Sunday, February 26, 2006

Edtv

Mosquitos running rampant? Alligators in your backyard? A murder trial with enough morbidity to make it last through a single news cycle? Rest assured, Ed Lavandera will be there. Lavandera is a secret kind of treat for me, because as a person who spends far too much time watching television, I know that there is no better way to pass time than watching a block of cable news all the way through. The only challenges for anchors during the middle of the day is to keep up enough energy after they introduce the segment about Mardi Gras in post Katrina New Orleans for the fifth time that day. They also have to engage in that kind of emotional detachment that allows them to be all smiles after the Jeannie Moos story about wacky hats, and then turn all frowny as they introduce the piece about the 17 year old Palestinian suicide bomber.
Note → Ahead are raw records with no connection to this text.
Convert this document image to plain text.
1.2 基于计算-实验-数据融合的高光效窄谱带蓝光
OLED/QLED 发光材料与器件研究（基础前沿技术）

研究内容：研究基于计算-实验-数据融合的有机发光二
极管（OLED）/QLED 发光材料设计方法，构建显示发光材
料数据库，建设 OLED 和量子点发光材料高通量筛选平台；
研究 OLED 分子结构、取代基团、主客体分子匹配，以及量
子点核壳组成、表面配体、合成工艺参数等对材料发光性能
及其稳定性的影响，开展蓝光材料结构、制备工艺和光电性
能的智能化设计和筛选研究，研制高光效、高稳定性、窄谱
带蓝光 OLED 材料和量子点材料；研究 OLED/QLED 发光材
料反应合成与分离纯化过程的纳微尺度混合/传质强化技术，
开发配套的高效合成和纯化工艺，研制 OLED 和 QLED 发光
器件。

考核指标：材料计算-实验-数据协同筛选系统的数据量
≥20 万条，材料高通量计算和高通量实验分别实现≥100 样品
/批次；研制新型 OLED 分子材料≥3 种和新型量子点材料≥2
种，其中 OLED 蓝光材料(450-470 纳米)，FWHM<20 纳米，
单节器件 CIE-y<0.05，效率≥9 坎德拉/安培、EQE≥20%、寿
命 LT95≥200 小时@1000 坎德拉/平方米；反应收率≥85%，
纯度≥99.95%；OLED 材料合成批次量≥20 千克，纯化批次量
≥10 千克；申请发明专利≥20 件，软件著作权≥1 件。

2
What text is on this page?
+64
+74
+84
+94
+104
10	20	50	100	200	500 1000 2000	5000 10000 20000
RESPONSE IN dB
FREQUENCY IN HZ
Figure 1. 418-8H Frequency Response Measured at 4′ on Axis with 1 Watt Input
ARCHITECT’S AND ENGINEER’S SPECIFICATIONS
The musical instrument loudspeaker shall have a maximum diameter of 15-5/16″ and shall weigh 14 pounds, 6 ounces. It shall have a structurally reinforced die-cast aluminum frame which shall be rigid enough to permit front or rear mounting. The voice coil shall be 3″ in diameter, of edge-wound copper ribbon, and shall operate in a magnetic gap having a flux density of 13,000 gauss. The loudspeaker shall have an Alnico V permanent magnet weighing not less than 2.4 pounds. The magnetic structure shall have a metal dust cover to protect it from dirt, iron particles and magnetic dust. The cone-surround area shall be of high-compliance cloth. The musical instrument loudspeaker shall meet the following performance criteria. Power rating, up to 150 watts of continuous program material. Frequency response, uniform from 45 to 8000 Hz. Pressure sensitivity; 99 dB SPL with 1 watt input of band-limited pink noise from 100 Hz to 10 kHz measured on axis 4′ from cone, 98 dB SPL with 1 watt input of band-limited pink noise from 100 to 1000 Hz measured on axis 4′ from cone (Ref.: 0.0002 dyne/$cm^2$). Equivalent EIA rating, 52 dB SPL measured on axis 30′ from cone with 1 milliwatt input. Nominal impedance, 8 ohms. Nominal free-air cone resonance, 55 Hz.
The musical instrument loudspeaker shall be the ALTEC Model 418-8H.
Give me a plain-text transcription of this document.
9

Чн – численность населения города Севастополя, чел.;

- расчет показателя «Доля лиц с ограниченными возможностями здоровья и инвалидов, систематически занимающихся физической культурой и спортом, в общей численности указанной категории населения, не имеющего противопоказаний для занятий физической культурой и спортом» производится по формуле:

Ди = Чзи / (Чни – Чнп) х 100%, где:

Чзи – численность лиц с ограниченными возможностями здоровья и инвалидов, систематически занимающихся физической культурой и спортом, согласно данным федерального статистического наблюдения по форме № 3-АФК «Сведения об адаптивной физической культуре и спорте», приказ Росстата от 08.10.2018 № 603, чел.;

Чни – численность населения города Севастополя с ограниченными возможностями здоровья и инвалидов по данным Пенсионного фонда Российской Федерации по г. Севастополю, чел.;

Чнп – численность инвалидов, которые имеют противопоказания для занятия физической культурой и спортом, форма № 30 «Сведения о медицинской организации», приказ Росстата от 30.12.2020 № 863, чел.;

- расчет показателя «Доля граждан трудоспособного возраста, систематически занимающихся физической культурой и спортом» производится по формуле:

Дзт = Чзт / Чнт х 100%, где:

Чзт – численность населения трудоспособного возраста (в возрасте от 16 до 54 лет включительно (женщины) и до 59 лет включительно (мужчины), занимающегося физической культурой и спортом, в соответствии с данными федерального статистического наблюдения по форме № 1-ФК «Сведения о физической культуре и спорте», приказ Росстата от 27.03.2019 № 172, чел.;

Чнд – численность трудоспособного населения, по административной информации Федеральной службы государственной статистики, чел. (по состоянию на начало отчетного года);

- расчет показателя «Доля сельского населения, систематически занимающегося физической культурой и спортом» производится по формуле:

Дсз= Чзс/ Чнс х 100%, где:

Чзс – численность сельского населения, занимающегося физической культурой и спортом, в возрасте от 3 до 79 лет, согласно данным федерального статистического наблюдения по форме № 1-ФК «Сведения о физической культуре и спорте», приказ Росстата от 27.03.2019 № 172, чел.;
It's the same trick that Katie Couric pulls on the Today Show every morning, except there's a reason these people are on at this time of day, they're not nearly as good at it than Couric is. I still kind of believe Couric cares about what she's talking about in her pieces, even though I've been watching her do the same shtick for the last 10 years. The CNN anchors, it can be embarrassing how transparent they are, how little they care or most likely understand what they're talking about. Which makes their interactions with Lavandera all the more awkward, since he is basically CNN's punching bag. Every story that is just barely exciting and important enough to make the news, that's Lavandera's beat. Every hurricane that would come ashore, Lavandera would be there (unless of course it became a national disaster, then they send in Big Blue to take charge). As I was watching Lavandera stand in front of that not so Ricin infected dormitory Saturday, I just couldn't believe the stuff they make him go through. It couldn't actually be that his official status was "Almost Interesting Story Correspondent" (though he does look like the kind of guy who would take that, unfortunately)? Then, I realized, there was a thread. The first sentence of his reporter profile gave it all away. It's all just a matter of geography. The poor sucker.